Illustration courtesy Krista Schooley An artist rendition of what a tiny home community for the homeless could look like. A community action group organized by homeless advocate Krista Schooley is looking for feedback in hopes of creating a self-sustaining community for people in need.

Illustration courtesy Krista Schooley An artist rendition of what a tiny home community for the homeless could look like. A community action group organized by homeless advocate Krista Schooley is looking for feedback in hopes of creating a self-sustaining community for people in need.

Tiny homes, big dreams

  • By DAN BALMER
  • Monday, January 26, 2015 10:39pm
  • News

A new community group has some tiny ideas that aim to make a big impact for the disadvantaged.

Soldotna resident Krista Schooley, a homeless advocate, started The Habitation — Tiny House Community for the Homeless. The concept is to create a low-cost, self-build and self-sustaining community for adults in need, she said. Schooley said with a housing shortage on the Kenai Peninsula, homelessness has been a problem in the area that needs to be addressed.

The project is in its infancy and no land has been acquired. Schooley said the goal right now is to rally support as a way to get like-minded people that like to help volunteer together and brainstorm how Schooley’s vision can become a reality.

Schooley and Kenai Peninsula College student Davina Schultz, hosted a community meeting Saturday, which was attended by 15 people. Schultz, 19, used to be homeless as a teenager, but is now working on building a tiny cabin to live in with her boyfriend on Funny River Road. The group met for two hours in Kenai and brainstormed some of the challenges involved with how the community project could be funded and managed. Schooley said the feedback from everyone involved has been “extremely positive.”

“I’m looking to get people in the community to volunteer their time and who have a heart to help,” she said. “We are in the beginning stages and I wanted to give a general idea of what this could look like and how it’s already happening in other areas.”

Schooley said she was first interested in simplifying her life and looked into the tiny house movement six weeks ago when it dawned on her that a tiny house community could work for those less fortunate. She said she researched the topic and came across Andrew Heben, who co-founded Opportunity Village in Eugene, Oregon, a micro-housing community that has provided a home to more than 60 people since its formation one year ago.

Schooley said she would like The Habitation to be modeled after Heben’s Opportunity Village. She put together a rough plan and shared with the group how it could be organized and what the benefits would be to the community.
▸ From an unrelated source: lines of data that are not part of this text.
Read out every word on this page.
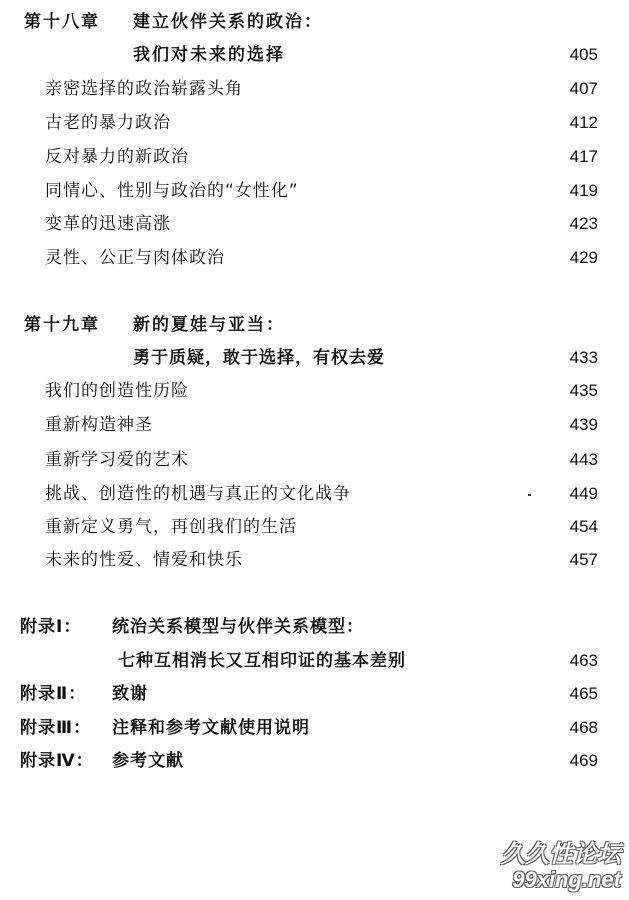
第十八章 建立伙伴关系的政治：
我们对未来的选择	405
亲密选择的政治崭露头角	407
古老的暴力政治	412
反对暴力的新政治	417
同情心、性别与政治的“女性化”	419
变革的迅速高涨	423
灵性、公正与肉体政治	429
第十九章 新的夏娃与亚当：
勇于质疑，敢于选择，有权去爱	433
我们的创造性历险	435
重新构造神圣	439
重新学习爱的艺术	443
挑战、创造性的机遇与真正的文化战争	449
重新定义勇气，再创我们的生活	454
未来的性爱、情爱和快乐	457
附录Ⅰ： 统治关系模型与伙伴关系模型：
七种互相消长又互相印证的基本差别	463
附录Ⅱ： 致谢	465
附录Ⅲ： 注释和参考文献使用说明	468
附录Ⅳ： 参考文献	469
久久性论坛
99xing.net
Part of the rough draft concept includes a common house with a kitchen, bathroom and laundry room, a workshop, a community garden and a recreation area.

At Opportunity Village, organizers built 122-square-foot dwellings for $5,000 each, Schooley said.

People that attended the meeting asked questions about what a self-sustaining community could look like and where would be an ideal location. Planning and zoning for transitional housing with the Kenai Peninsula Borough or municipalities of Soldotna and Kenai were also discussed.

Soldotna residents Eric and Nelma Treider attended the meeting and expressed a desire to address the homeless issue and volunteered to help gather reused building material. Eric Treider said tiny homes could attract people that choose to live in a community that shares certain values.

Melissa Kline, a coordinator with Independent Living Center, said it is important to focus on providing community education and “break down stereotypes” about the homeless population. She said the center is a link for resources and helps people in transition work toward a goal of independent living.

“We work with a large percentage of homeless and disabled veterans,” she said. “We provide free service for anyone with a disability. It’s important to educate the community to take away the stigma of disability.”

Shari Conner, intake coordinator at Serenity House, attended the meeting because she was interested to see what others have proposed to do about the homeless issue in the central Kenai Peninsula.

Conner, who is also a coordinator for Change 4 Kenai, a community prevention group made up of various agencies that is researching problems in the community and how they could be addressed.

“Our community is not connected to each other anymore,” Conner said. “We are looking at how to get our community back. We wish to unite our strengths and create better lives for our friends, family and neighbors.”

Conner said in her role at Serenity House, she is in the assessment process focusing on the issue of transitional housing. She said she has obtained a $1 million federal grant funded under community behavior health programs to develop a 12- to 24-bed transitional living facility to help people go from transition to independence.

She said for various reasons people in the community have become disconnected from each other. Transportation and financial problems for people to reach medical services and intravenous drug use has isolated portions of the population.

“The face of homelessness in our area is (mid- 20’s men) and there is not a lot of available resources to help,” she said. “I love the idea (of tiny homes for homeless) but maybe we should look at something that’s already out there.”

Schooley said the second meeting to discuss The Habitation project will be Feb. 7 from 1 to 3 p.m. at the Soldotna Library.